Jim Bunning: Man of the People.

Why, yes, sir, I am a jackass.

From Droogie at Daily Kos comes a new and exciting competition (we here at The Mep Report take no obvious position on the content herein.  You’ll all just have to read between the lines for yourselves…):

The Out-Dick Jim Bunning Contest!

So, here’s a few of the things I’ve done over the past few days to prove my dick credentials, in my ongoing efforts to out-dick Jim Bunning.

Our personal favorites:

  1. Hung around outside a soup kitchen and cock-punched the homeless.
  1. Ate king-sized Butterfingers, deep-fried and wrapped in bacon outside the window of a weight loss center.
  1. Designed a fully-functional Puppy Incinerator, that can engulf 55 puppies in a clutch of flame every 30 seconds.
  1. Downgraded the Puppy Incinerator to make it less energy efficient and capable of producing four times as much carbon dioxide, sulfur dioxide and mercury, which is all sequestered in a poorly insulated vault located at a children’s playground.
  1. Drove right into a puddle of water and road grime, splashing a busload of stranded single mothers carrying babies whose vehicle had broken down on the side of the road.
  1. Posted videos on Youtube that claim to have new movies and music, but which really contain some techno song and footage from an anime cartoon.
  1. Promised I’d give Conan O’Brien my late night talk show, then reneged years later.
  1. Denied health care coverage to a toddler, claiming his broken leg was a pre-existing condition.
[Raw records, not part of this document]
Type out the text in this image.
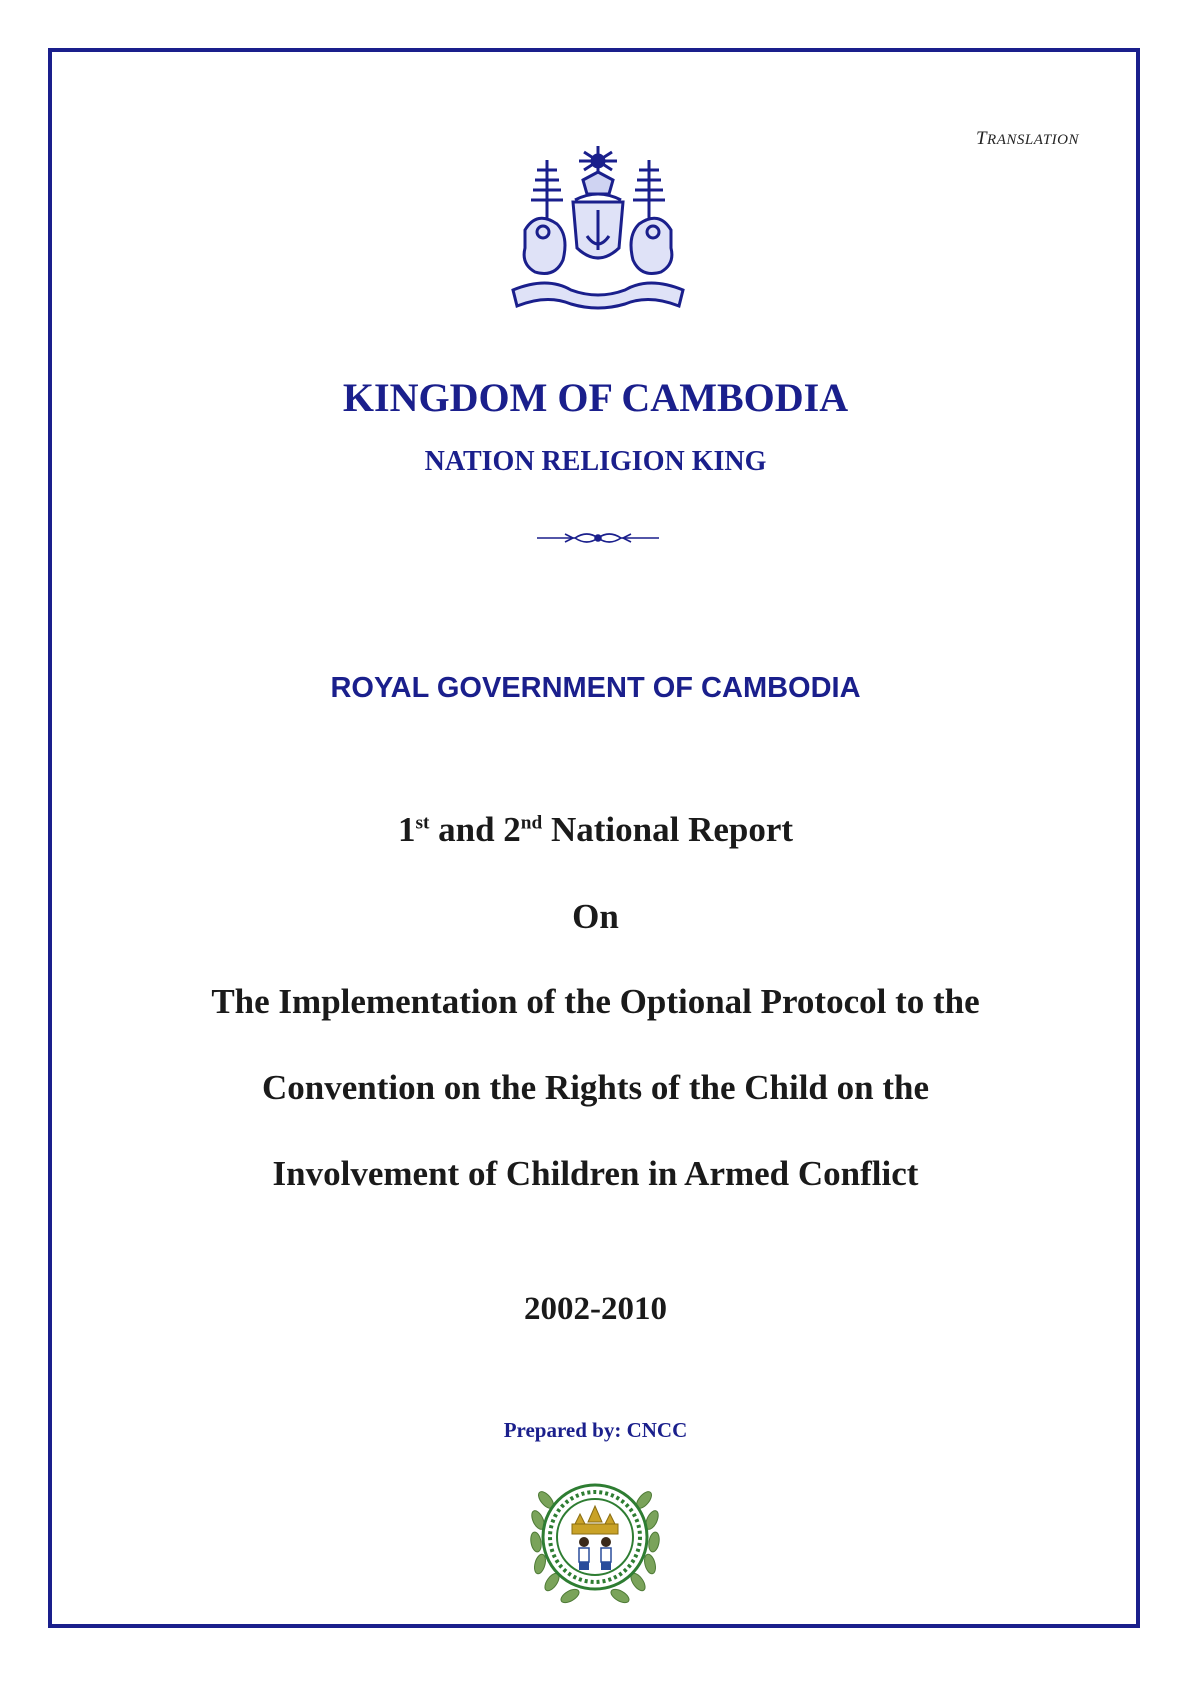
TRANSLATION
KINGDOM OF CAMBODIA
NATION RELIGION KING
ROYAL GOVERNMENT OF CAMBODIA
1st and 2nd National Report
On
The Implementation of the Optional Protocol to the
Convention on the Rights of the Child on the
Involvement of Children in Armed Conflict
2002-2010
Prepared by: CNCC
He was born with the leg, after all.
  1. Stood right next to another man at a row of urinals, even though there was plenty of room for a buffer zone unused urinal.
  1. Heated up my cream of tuna with garlic sauce soup in the office microwave, then just left it there.
  1. Told a gay employee that he’s free to do whatever he wants around the office, provided he gives me fashion advice and doesn’t “mince around too much.”
  1. Borrowed someone’s car, then parked it across three handicapped spaces, then claimed the parking ticket and massive key-gash across the hood were both there before I borrowed the car.
  1. Watched an old lady try unsuccessfully to shovel snow off her car from my heated apartment building, sipping coffee and laughing uproariously.
  1. Yelled out the ending to “Shutter Island” to a line of movie patrons standing at the ticket counter — after they’d bought tickets.
  1. Started the Facebook group, “If 1,000,000 people join this group, I’ll continue feeding my cat.”
  1. Every time it snows, I yell, “That Al Gore is full of shit, man.”